Ms Harding said the charity was in the midst of planning a series of fundraising events, such as a ball and a Christmas bazaar in Dubai and Abu Dhabi.
It is also devising initiatives to encourage more foster families to take on animals for longer, until permanent homes can be found for them.
“We don’t have enough foster homes,” said Ms Harding, who always has two or three foster dogs she looks after.
“We rely very much on foster families and getting them adopted and finding them forever homes.
“Some of the plans are to run things like adopt a dog for Christmas.”
The charity also operates a daily feeding programme for street animals.
One of the colonies has around 40 dogs alone, so Animal Action UAE is seeking food donations to help them.
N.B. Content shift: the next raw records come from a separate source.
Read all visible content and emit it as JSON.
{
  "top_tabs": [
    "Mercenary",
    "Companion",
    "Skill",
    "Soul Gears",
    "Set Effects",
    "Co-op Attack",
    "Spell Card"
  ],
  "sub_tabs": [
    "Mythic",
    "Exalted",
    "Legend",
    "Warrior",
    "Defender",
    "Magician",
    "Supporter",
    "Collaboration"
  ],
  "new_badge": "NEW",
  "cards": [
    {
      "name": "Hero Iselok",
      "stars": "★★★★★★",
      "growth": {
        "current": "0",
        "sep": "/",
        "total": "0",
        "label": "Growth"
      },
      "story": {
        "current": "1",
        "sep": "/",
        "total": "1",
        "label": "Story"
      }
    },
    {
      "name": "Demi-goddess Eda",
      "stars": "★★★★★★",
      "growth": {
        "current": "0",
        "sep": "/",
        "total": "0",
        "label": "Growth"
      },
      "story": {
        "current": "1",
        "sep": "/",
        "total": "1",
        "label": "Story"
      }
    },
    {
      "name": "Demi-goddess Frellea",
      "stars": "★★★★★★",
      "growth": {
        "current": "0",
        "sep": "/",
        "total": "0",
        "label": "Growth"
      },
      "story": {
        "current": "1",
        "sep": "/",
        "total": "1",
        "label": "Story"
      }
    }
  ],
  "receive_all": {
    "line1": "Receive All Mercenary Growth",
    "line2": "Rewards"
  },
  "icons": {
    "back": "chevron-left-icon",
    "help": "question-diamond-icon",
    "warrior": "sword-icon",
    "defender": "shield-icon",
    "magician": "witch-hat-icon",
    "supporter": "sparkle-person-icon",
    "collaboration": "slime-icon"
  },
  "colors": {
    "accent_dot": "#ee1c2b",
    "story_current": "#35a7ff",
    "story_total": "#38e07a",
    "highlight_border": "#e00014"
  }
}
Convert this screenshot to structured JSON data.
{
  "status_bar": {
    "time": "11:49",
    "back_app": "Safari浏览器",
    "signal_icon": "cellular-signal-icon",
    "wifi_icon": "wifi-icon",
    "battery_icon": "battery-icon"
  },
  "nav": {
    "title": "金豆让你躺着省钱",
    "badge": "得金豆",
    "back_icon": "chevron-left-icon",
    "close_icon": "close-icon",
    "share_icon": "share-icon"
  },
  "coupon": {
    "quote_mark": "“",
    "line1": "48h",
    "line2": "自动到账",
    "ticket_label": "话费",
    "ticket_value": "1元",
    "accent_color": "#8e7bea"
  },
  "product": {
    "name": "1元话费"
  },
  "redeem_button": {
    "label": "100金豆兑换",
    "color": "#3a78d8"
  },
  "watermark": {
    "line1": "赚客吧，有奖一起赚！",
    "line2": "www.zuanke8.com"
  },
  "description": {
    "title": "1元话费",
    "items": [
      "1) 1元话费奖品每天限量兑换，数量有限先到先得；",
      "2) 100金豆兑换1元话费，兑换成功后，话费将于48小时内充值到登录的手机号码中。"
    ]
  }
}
It aims to roll out a trap, neuter and release programme at the sites to try and control the populations.
“Given the numbers, we cannot bring them in and it’s a vicious cycle,” said Ms Harding. “We are even looking for sponsorship to trap, neuter and release.”
But the charity’s bills are now a serious concern.
“Even if someone just donated Dh10, that’s something,” Ms Harding said.
"We would like people to donate directly to the vets, so if they contacted us directly on our Facebook page or on email@example.com we can give them the details.”
Animal Action UAE is holding an adoption day this Friday from noon to 4pm at Paw Parking, Warehouse 5, Street 26, Al Quoz 4.